(6-96) Few days ago, I saw a program on HBO about sex on-line. There were body piercing, tattooing, caging, and something about blood. Someone actually cuts or let the partner cuts him or herself with sharp thin razor blades for blood; they then lick the blood and act as if it's sexually thrilling. I was both sickened and outraged.
I considered myself from the sixties and liberal. I had my share of sexual experiments. Decades ago, I was the one who took my boyfriend to a strip show. I have read Masters and Johnson, and Marquis de Sade, only to find the farther I go the less satisfied I am.
I recently re-read a sex manual written from ancient China. What struck me the most is the passage discussing about how sex should be performed according to seasonal changes. Sex should be performed most frequently in Spring, and reduced to almost nothing (once a month at most, as the book suggested) in Winter. Why? It suddenly dawned on me that it is deeply related to a common Chinese belief of yin-yang-xiao-zhang and wu-ji-bi-fan which means when yin goes too far yang must die, or when thing goes to the extreme it must bounce back. It is a simple belief of a common phenomena that things often go in cycles.
But I never thought this cliche truth could be applied to sex, and it took me twenty years to come around and recognize it. Think of this, don't we all know that there must be tension building before climax, and there must be quietness before tension building, and when the climax is over, it's back to quietness again. Why then are we so obsessed with the pursuit of climax, and forget about the tension building and the quiet resting period.

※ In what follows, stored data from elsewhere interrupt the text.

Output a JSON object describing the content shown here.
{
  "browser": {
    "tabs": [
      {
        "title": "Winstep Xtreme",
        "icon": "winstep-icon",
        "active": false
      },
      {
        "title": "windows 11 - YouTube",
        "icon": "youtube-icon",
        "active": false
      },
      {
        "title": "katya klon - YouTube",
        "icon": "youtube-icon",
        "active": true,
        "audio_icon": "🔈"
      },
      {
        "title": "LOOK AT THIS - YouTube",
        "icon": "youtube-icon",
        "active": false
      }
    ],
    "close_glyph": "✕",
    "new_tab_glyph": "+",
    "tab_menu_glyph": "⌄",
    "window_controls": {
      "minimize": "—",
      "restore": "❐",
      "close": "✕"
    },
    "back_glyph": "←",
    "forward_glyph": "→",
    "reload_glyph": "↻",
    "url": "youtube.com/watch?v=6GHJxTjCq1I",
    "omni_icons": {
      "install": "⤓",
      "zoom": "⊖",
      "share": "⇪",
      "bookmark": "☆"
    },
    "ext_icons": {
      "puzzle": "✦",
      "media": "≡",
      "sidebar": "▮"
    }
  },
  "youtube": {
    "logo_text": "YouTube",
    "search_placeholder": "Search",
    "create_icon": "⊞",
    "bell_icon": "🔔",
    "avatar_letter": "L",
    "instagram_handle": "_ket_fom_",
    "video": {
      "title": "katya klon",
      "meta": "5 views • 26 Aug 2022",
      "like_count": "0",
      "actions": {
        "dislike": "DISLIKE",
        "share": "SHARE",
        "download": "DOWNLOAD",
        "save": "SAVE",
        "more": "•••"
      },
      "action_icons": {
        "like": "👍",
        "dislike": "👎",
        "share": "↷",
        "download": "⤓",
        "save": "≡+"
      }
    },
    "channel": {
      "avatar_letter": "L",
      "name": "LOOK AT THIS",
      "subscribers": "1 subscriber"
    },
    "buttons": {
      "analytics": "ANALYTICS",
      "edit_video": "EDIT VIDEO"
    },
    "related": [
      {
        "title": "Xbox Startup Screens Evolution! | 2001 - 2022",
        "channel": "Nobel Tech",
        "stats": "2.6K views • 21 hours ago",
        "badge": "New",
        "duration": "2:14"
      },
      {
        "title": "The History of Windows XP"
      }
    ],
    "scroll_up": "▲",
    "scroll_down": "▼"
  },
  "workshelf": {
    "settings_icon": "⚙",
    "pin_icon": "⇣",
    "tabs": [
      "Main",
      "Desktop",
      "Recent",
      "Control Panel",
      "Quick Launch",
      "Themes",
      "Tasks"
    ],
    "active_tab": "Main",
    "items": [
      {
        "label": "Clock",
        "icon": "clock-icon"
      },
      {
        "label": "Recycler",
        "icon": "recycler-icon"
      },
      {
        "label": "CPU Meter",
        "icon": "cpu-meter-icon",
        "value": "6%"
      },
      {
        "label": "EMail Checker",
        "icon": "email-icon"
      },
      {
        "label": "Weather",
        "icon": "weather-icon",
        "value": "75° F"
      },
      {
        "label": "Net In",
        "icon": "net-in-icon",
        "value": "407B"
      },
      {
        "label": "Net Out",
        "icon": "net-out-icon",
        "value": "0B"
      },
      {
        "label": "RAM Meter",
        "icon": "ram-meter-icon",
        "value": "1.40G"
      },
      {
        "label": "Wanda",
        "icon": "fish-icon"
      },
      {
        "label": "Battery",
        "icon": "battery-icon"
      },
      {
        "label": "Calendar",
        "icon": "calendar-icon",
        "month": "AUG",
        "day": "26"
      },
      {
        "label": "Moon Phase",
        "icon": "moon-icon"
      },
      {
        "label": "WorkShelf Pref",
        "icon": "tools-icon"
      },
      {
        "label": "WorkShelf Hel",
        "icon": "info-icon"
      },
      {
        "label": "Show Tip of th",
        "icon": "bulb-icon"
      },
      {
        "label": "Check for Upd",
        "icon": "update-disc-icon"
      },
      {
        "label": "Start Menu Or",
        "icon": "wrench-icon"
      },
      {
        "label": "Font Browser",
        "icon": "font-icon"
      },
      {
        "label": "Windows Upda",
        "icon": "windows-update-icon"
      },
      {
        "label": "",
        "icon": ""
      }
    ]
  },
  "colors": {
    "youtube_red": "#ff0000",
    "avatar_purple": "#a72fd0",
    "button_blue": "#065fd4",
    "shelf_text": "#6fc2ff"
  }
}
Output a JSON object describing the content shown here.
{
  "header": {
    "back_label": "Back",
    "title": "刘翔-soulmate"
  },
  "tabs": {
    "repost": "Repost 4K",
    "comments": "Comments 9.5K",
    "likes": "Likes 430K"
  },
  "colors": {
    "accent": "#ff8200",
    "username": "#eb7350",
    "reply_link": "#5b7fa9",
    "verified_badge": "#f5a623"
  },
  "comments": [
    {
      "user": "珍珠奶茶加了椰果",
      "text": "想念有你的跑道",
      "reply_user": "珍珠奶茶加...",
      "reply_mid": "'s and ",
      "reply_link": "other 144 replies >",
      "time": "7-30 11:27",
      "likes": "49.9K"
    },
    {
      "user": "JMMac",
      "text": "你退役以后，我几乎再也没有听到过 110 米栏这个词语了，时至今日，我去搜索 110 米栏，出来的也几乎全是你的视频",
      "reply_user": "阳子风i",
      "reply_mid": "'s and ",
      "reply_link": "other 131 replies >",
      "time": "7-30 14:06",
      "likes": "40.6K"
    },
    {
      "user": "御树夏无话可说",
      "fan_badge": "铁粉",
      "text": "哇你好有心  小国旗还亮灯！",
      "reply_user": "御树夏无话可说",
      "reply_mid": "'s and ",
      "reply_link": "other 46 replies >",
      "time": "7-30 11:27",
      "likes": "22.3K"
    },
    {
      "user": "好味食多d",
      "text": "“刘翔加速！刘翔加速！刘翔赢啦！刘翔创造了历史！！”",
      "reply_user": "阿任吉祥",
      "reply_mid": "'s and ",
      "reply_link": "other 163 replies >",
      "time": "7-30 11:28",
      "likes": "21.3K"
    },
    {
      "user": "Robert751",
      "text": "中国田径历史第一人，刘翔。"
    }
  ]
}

I cannot help but point my finger at the pop culture of winning is everything. We only prize the winner, the one who succeeds, and nothing else seems to matter. Hence, in the realm of sex, climax is prized and gets all of our attention. Little do we know that without the proper tension building the climatic stage is simply exhausting and weird.
I often wonder why in the arena of sex we are so dominated by this kind of twisted view of sexual thrills. It almost seems as if we want to prove to be open minded about sex, we will have to embrace the weird. The weirder the better, or else you will be labeled as rigid. We all know drinking is bad, and no where else women have voiced their opinion as successful as the "mothers against drunken driving". But when it comes to sex, we seem to be at a loss about how to tackle the problem. Is body cutting what we really want? Is endless banging what we really want? Why can't we voice our anger against cheap twisted sexual thrills. Why can't we honestly talk about what we really want. If sex is to be swept underneath the carpet it will be exactly the thing that eats through the core of our well-being. The days of letting Dr. Love chit chat about women's sexual needs are over. It is no longer a trendy entertaining social topic. It is a serious subject matter.